2. L'Agence universitaire de la francophonie

L'Agence universitaire de la francophonie est issue de l'ancienne association des universités partiellement ou entièrement de langue française (AUPELF-UREF) fondée à Montréal en 1961 en vue de développer les échanges et la solidarité entre les universités de langue française.

D'abord simple association de recteurs et de présidents d'universités, elle a été érigée en 1989, au sommet de Dakar, en opérateur direct de l'organisation de la francophonie, statut qui a ensuite été confirmé dans la charte de la francophonie adoptée au sommet de Hanoi en 1997.

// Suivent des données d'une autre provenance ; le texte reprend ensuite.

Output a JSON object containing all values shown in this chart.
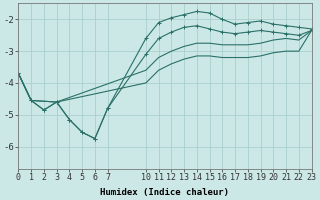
{
  "background_color": "#cce8e6",
  "grid_color": "#aacfcc",
  "line_color": "#2a7068",
  "xlabel": "Humidex (Indice chaleur)",
  "xlim": [
    0,
    23
  ],
  "ylim": [
    -6.7,
    -1.5
  ],
  "xticks": [
    0,
    1,
    2,
    3,
    4,
    5,
    6,
    7,
    10,
    11,
    12,
    13,
    14,
    15,
    16,
    17,
    18,
    19,
    20,
    21,
    22,
    23
  ],
  "yticks": [
    -6,
    -5,
    -4,
    -3,
    -2
  ],
  "lines": [
    {
      "x": [
        0,
        1,
        2,
        3,
        4,
        5,
        6,
        7,
        10,
        11,
        12,
        13,
        14,
        15,
        16,
        17,
        18,
        19,
        20,
        21,
        22,
        23
      ],
      "y": [
        -3.7,
        -4.55,
        -4.85,
        -4.6,
        -5.15,
        -5.55,
        -5.75,
        -4.8,
        -2.6,
        -2.1,
        -1.95,
        -1.85,
        -1.75,
        -1.8,
        -2.0,
        -2.15,
        -2.1,
        -2.05,
        -2.15,
        -2.2,
        -2.25,
        -2.3
      ],
      "marker": "+"
    },
    {
      "x": [
        0,
        1,
        2,
        3,
        4,
        5,
        6,
        7,
        10,
        11,
        12,
        13,
        14,
        15,
        16,
        17,
        18,
        19,
        20,
        21,
        22,
        23
      ],
      "y": [
        -3.7,
        -4.55,
        -4.85,
        -4.6,
        -5.15,
        -5.55,
        -5.75,
        -4.8,
        -3.1,
        -2.6,
        -2.4,
        -2.25,
        -2.2,
        -2.3,
        -2.4,
        -2.45,
        -2.4,
        -2.35,
        -2.4,
        -2.45,
        -2.5,
        -2.35
      ],
      "marker": "+"
    },
    {
      "x": [
        0,
        1,
        3,
        10,
        11,
        12,
        13,
        14,
        15,
        16,
        17,
        18,
        19,
        20,
        21,
        22,
        23
      ],
      "y": [
        -3.7,
        -4.55,
        -4.6,
        -3.6,
        -3.2,
        -3.0,
        -2.85,
        -2.75,
        -2.75,
        -2.8,
        -2.8,
        -2.8,
        -2.75,
        -2.65,
        -2.6,
        -2.65,
        -2.35
      ],
      "marker": null
    },
    {
      "x": [
        0,
        1,
        3,
        10,
        11,
        12,
        13,
        14,
        15,
        16,
        17,
        18,
        19,
        20,
        21,
        22,
        23
      ],
      "y": [
        -3.7,
        -4.55,
        -4.6,
        -4.0,
        -3.6,
        -3.4,
        -3.25,
        -3.15,
        -3.15,
        -3.2,
        -3.2,
        -3.2,
        -3.15,
        -3.05,
        -3.0,
        -3.0,
        -2.35
      ],
      "marker": null
    }
  ],
  "tick_fontsize": 6,
  "xlabel_fontsize": 6.5,
  "figsize": [
    3.2,
    2.0
  ],
  "dpi": 100
}
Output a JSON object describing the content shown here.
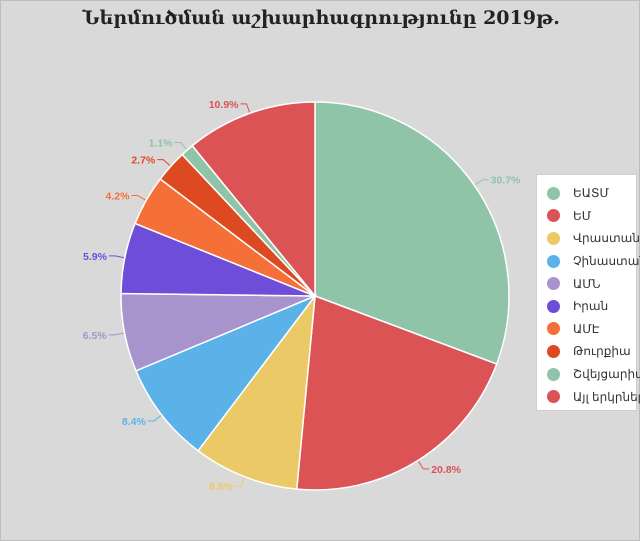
{
  "chart_data": {
    "type": "pie",
    "title": "Ներմուծման աշխարհագրությունը 2019թ.",
    "legend_position": "right",
    "slices": [
      {
        "label": "ԵԱՏՄ",
        "value": 30.7,
        "display": "30.7%",
        "color": "#8fc4a8"
      },
      {
        "label": "ԵՄ",
        "value": 20.8,
        "display": "20.8%",
        "color": "#dc5356"
      },
      {
        "label": "Վրաստան",
        "value": 8.8,
        "display": "8.8%",
        "color": "#ecc967"
      },
      {
        "label": "Չինաստան",
        "value": 8.4,
        "display": "8.4%",
        "color": "#5ab2e8"
      },
      {
        "label": "ԱՄՆ",
        "value": 6.5,
        "display": "6.5%",
        "color": "#a993cc"
      },
      {
        "label": "Իրան",
        "value": 5.9,
        "display": "5.9%",
        "color": "#6e4ed8"
      },
      {
        "label": "ԱՄԷ",
        "value": 4.2,
        "display": "4.2%",
        "color": "#f56f38"
      },
      {
        "label": "Թուրքիա",
        "value": 2.7,
        "display": "2.7%",
        "color": "#dd4a22"
      },
      {
        "label": "Շվեյցարիա",
        "value": 1.1,
        "display": "1.1%",
        "color": "#8fc4a8"
      },
      {
        "label": "Այլ երկրներ",
        "value": 10.9,
        "display": "10.9%",
        "color": "#dc5356"
      }
    ]
  }
}
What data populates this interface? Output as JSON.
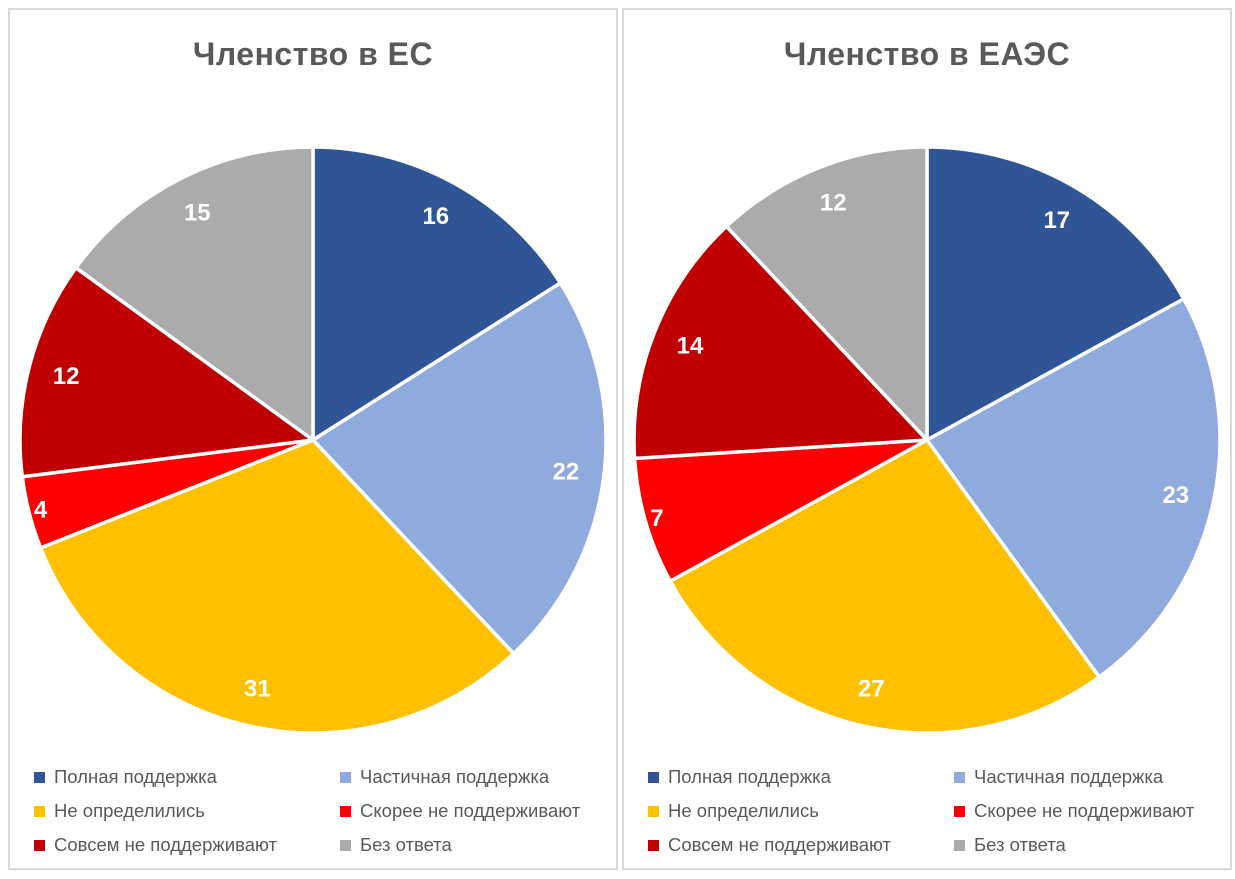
{
  "page": {
    "background": "#FFFFFF",
    "panel_border_color": "#D9D9D9",
    "title_color": "#595959",
    "legend_text_color": "#595959",
    "data_label_color": "#FFFFFF"
  },
  "chart_data": [
    {
      "type": "pie",
      "title": "Членство в ЕС",
      "categories": [
        "Полная поддержка",
        "Частичная поддержка",
        "Не определились",
        "Скорее не поддерживают",
        "Совсем не поддерживают",
        "Без ответа"
      ],
      "values": [
        16,
        22,
        31,
        4,
        12,
        15
      ],
      "colors": [
        "#2F5597",
        "#8FAADC",
        "#FFC000",
        "#FF0000",
        "#C00000",
        "#ABABAB"
      ],
      "start_angle_deg": 0,
      "direction": "clockwise",
      "data_labels": "values shown inside-end, white bold",
      "legend_position": "bottom"
    },
    {
      "type": "pie",
      "title": "Членство в ЕАЭС",
      "categories": [
        "Полная поддержка",
        "Частичная поддержка",
        "Не определились",
        "Скорее не поддерживают",
        "Совсем не поддерживают",
        "Без ответа"
      ],
      "values": [
        17,
        23,
        27,
        7,
        14,
        12
      ],
      "colors": [
        "#2F5597",
        "#8FAADC",
        "#FFC000",
        "#FF0000",
        "#C00000",
        "#ABABAB"
      ],
      "start_angle_deg": 0,
      "direction": "clockwise",
      "data_labels": "values shown inside-end, white bold",
      "legend_position": "bottom"
    }
  ]
}
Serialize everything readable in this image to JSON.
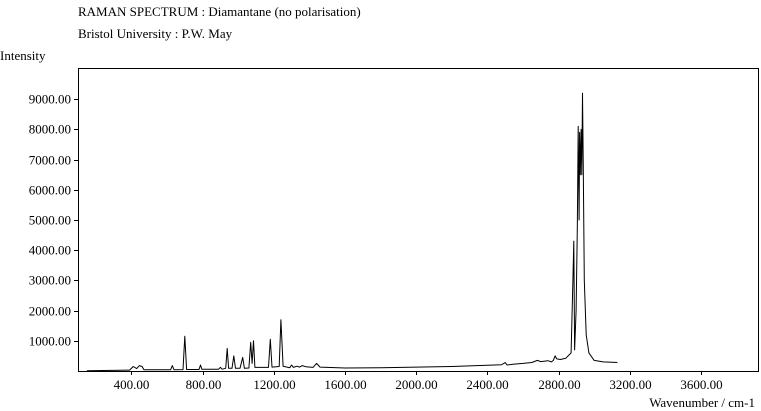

L'Agence universitaire de la francophonie est la première des institutions de la francophonie à avoir fait l'objet d'une évaluation externe . Celle-ci a débouché sur une réforme en profondeur , qui s'est traduite par une modification des statuts, des programmes et de la gestion de l'Agence, décidée lors du conseil d'administration qui s'est tenu à Montréal en février 2000.

Le conseil d'administration qui s'est tenu à Marrakech en décembre 2002 a confirmé le redressement de l'agence dont le nombre d'adhérents, en augmentation sensible, s'établit à 470 établissements membres .

L'Agence a en outre consolidé ses implantations : elle est présente dans 49 pays et dispose de 9 bureaux régionaux.

Le conseil d'administration de Neufchâtel, en mai 2003, a renouvelé à l'unanimité le comité directeur pour une nouvelle période de 4 ans.

Le budget de l'Agence est passé de 32,2 millions d'euros en 2002 à 51,93 millions d'euros en 2003, soit une progression de 61 %. Celle-ci s'explique en grande partie par l'augmentation très importante de la contribution française (11,925 millions d'euros) et de la contribution canadienne (0,87 millions d'euros).

La France demeure le principal contributeur de l'Agence, à hauteur de plus de 70 % de son budget.

Les dépenses de programme s'élèvent à 35,3 millions d'euros et représentent 82 % du budget total.

Les charges institutionnelles se montent à 1,3 millions d'euros, et les charges d'administration générale à 6,2 millions d'euros, soit respectivement 3 % et 14 % du budget.

La stratégie en matière de programmes portera sur les priorités suivantes au cours du biennum 2004-2005 :

- appui aux universités du Sud ;

- appui à la mobilité des étudiants, des enseignants et des chercheurs ;

- appui aux réseaux scientifiques et institutionnels ;

- poursuite du plan d'action pour l'Afrique.